Граница. Выпуск 3 (Дружинин, Горышин) - страница 96

Никите вдруг пронзительно увиделась вся огромность, неисчислимость потерь для этой несостоявшейся жизни — целый мир.

«А стюардесса так волнуется там, на трапе, будто происходит непоправимое… Непоправимо только одно — смерть», — мысль была обнажена и жестка, как стальной прут.

— …Вы, наконец, или нет?! Из-за вас на три минуты опаздывает самолет! Самолет, понимаете?!

«На три минуты! Самолет! Это ужасно… А если на всю жизнь, минус еще два месяца? Потому что семь месяцев во чреве матери — это только преджизнь, теплое созревание…

Ну, зачем ты так, девочка? Успокойся. Три минуты — это не очень много, если целая жизнь впереди… Нет, не хочет… Расписание!

А душу из тебя вынимали? Или ты накрепко уверена, что душа — это пар? Напрасно! Впрочем, дай тебе бог всю жизнь быть в этом золотом неведении».

Он ободряюще улыбнулся бортпроводнице и прошел в салон.

Стюардесса, готовая разорвать этого неторопливого разгильдяя, эгоиста, с походкой лунатика, вдруг умолкла.

Она увидела глаза. Из глаз на нее глядела боль. Глаза были выцветшими из-за этой нестерпимой боли.

И девушка испуганно умолкла, потому что столько боли в глазах она видела впервые.

А Никита сел в свое кресло, и обнаружил, что соседа нет, сошел в Каспийске.

За иллюминатором медленно поплыл аэровокзал. Бездарное детище холодного сапожника от архитектуры.

И после его угловатого уродства особенно разительной была строгая, сдержанная красота самолетов, не утративших и на земле своей стремительности. Они спокойно и доброжелательно глядели на своего собрата, неторопливо собирающегося в путь, домой, в небо. Они не завидовали ему, потому что красивые, сильные и умные не могут быть завистниками. По крайней мере — не должны.

Вокзал источал зависть и ненависть ко всему красивому и талантливому. И Никита пожалел его, ибо вокзал не был виноват. Он просто впитал частицу души своего создателя.

Но почему так подробно запомнился именно тот день с нелепой этой борьбой? Трогательная, какая-то домашняя среди современных могучих лайнеров, старушка «Аннушка» проплыла мимо иллюминатора.

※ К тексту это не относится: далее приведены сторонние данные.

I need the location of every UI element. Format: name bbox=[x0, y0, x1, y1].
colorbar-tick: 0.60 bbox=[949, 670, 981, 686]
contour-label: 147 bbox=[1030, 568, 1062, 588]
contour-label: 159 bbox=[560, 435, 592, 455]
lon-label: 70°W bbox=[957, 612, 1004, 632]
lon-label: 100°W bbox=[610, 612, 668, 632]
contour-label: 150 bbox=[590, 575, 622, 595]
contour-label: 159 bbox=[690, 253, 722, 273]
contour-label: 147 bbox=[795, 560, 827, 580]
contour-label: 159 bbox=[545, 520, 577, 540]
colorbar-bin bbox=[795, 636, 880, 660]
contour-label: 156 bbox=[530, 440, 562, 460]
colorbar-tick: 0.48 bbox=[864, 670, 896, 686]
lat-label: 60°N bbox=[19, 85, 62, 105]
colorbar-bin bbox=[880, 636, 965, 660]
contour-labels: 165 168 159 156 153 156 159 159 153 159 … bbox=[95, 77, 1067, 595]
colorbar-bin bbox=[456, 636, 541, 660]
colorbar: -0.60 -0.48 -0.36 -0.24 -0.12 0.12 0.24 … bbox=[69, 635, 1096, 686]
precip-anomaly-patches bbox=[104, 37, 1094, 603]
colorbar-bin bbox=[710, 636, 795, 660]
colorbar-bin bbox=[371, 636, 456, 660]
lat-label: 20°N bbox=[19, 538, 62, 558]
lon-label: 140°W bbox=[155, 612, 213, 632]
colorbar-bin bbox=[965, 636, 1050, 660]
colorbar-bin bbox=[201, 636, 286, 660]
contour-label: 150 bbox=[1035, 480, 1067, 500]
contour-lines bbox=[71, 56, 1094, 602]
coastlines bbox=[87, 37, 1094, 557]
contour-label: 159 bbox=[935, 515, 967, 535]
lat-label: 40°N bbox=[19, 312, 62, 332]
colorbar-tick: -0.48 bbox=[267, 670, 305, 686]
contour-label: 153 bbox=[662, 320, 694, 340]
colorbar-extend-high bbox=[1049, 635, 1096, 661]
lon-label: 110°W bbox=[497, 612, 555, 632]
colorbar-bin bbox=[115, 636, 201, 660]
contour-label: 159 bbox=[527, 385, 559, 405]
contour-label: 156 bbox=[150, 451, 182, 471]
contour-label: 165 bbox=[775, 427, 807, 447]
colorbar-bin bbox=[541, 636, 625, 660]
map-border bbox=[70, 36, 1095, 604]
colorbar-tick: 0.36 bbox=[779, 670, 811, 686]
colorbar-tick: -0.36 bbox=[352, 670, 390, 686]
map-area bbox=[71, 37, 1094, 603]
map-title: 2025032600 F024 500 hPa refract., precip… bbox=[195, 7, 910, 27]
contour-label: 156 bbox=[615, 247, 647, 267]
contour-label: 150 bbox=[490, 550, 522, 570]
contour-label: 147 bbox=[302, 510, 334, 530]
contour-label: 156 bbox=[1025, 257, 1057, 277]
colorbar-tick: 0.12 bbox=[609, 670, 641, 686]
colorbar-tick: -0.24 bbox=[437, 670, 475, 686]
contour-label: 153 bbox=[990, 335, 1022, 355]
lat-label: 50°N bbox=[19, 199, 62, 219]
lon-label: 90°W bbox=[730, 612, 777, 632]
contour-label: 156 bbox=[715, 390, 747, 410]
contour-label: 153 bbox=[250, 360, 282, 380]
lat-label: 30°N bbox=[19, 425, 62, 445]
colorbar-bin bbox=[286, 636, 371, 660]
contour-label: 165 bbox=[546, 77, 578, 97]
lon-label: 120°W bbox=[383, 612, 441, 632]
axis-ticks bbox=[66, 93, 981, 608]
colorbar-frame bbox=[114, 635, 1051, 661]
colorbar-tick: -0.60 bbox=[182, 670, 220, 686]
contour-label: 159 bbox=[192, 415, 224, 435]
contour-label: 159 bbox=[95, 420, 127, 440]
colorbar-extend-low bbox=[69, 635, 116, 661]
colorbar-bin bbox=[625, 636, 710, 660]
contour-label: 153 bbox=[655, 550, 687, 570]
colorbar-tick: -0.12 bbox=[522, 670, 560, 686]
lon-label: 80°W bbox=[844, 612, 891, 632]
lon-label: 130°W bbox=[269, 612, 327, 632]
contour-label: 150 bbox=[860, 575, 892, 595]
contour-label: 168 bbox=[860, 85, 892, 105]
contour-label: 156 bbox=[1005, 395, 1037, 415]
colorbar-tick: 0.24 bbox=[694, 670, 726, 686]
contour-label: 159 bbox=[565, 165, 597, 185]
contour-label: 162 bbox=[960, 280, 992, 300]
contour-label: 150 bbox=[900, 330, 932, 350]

«Здравствуй, старенькая! Не из твоего ли чрева я выпал тогда, семь лет назад? Роды прошли удачно — родился мужчина, вылупился из нахального, самоуверенного мальчишки. Тогда-то я этого не понимал — перепуганный комок, молча вопящий от ужаса, вывалился из тебя, как и положено, в положении эмбриона. Рывок фала — и оборвалась пуповина. Второе рождение состоялось. Спасибо тебе, самолет с ласковым женским именем».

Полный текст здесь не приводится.